И здесь Джароу отмечает сразу несколько проблем. Во-первых, это характер и степень влияния LLM. В отличие от «Элизы» современные чат-боты не пассивные участники взаимодействия, они формируют важные аспекты человеческой жизни – «от рабочих мест до судебных заседаний». В том числе используются и в интеллектуальных занятиях для «собирания» и оформления мыслей. И, возможно, для рутинных задач вроде сопроводительных писем это хороший вариант. «Но это также может ограничить разнообразие и творчество, что возникают в процессе человеческих усилий выразить свой опыт, – говорит он. – У LLM, по определению, предсказуемый язык. Слишком полагаясь на него, можно усвоить этот алгоритм предсказуемости».

Во-вторых, это коммерческая составляющая, толкающая развитие ИИ в определенном направлении. И чем больше вложения (уже к 2030 году мировая индустрия ИИ, по прогнозам, составит порядка 15 трлн долларов), тем меньше шансов изменить его траекторию. И опять же в отличие от «Элизы», простота и экспериментальность которой не предполагала возможности подспудно подталкивать человека к определенному поведению (разве что к большему самопониманию), за современными чат-ботами стоят колоссальные инвестиции, конечная цель которых прибыль.
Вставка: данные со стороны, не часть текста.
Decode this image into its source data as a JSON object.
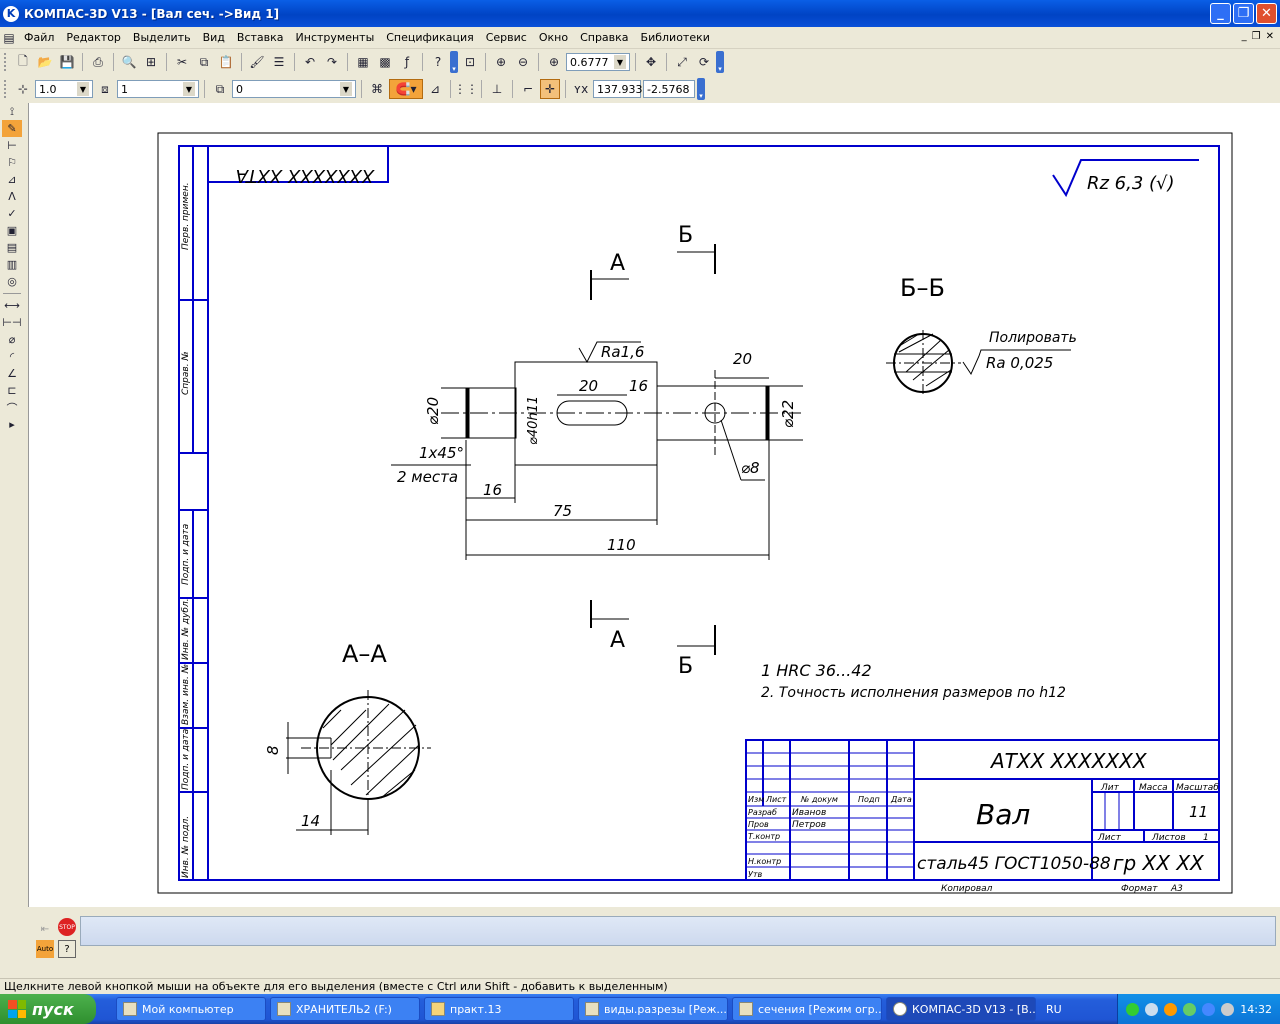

И, в-третьих, уязвимость человека перед технологией, которая возникает в силу фундаментального желания каждого не быть одиноким, но сочетается именно со всё более усиливающимся одиночеством. Что отражает и современная культура, и как следствие языковые модели, учащиеся на ее текстах. И это, отмечает Майкл Сакасас, независимый исследователь технологий и автор вестника The Convivial Society, чьи слова приводит Джароу, вызывает беспокойство: «теперь у нас есть мощные технологии, которые прекрасно заточены на использование этого основного человеческого желания». По мнению Сакасаса, как только «чат-боты станут таким же обыденным явлением, как панель поиска в браузере, мы фактически запустим широкомасштабный социально-психологический эксперимент, который приведет к непредсказуемым и, возможно, трагическим последствиям».

Слепая вера в фундаментальную безвредность передачи возможностей и ответственности машинам (об опасности чего предупреждал Вейценбаум) в сочетании с высокой скоростью распространения технологии LLM делает настоящий момент, по словам Джароу, критическим для того, «чтобы посмотреть в зеркало, которое мы создали, прежде чем страшные отражения нас самих станут слишком большими».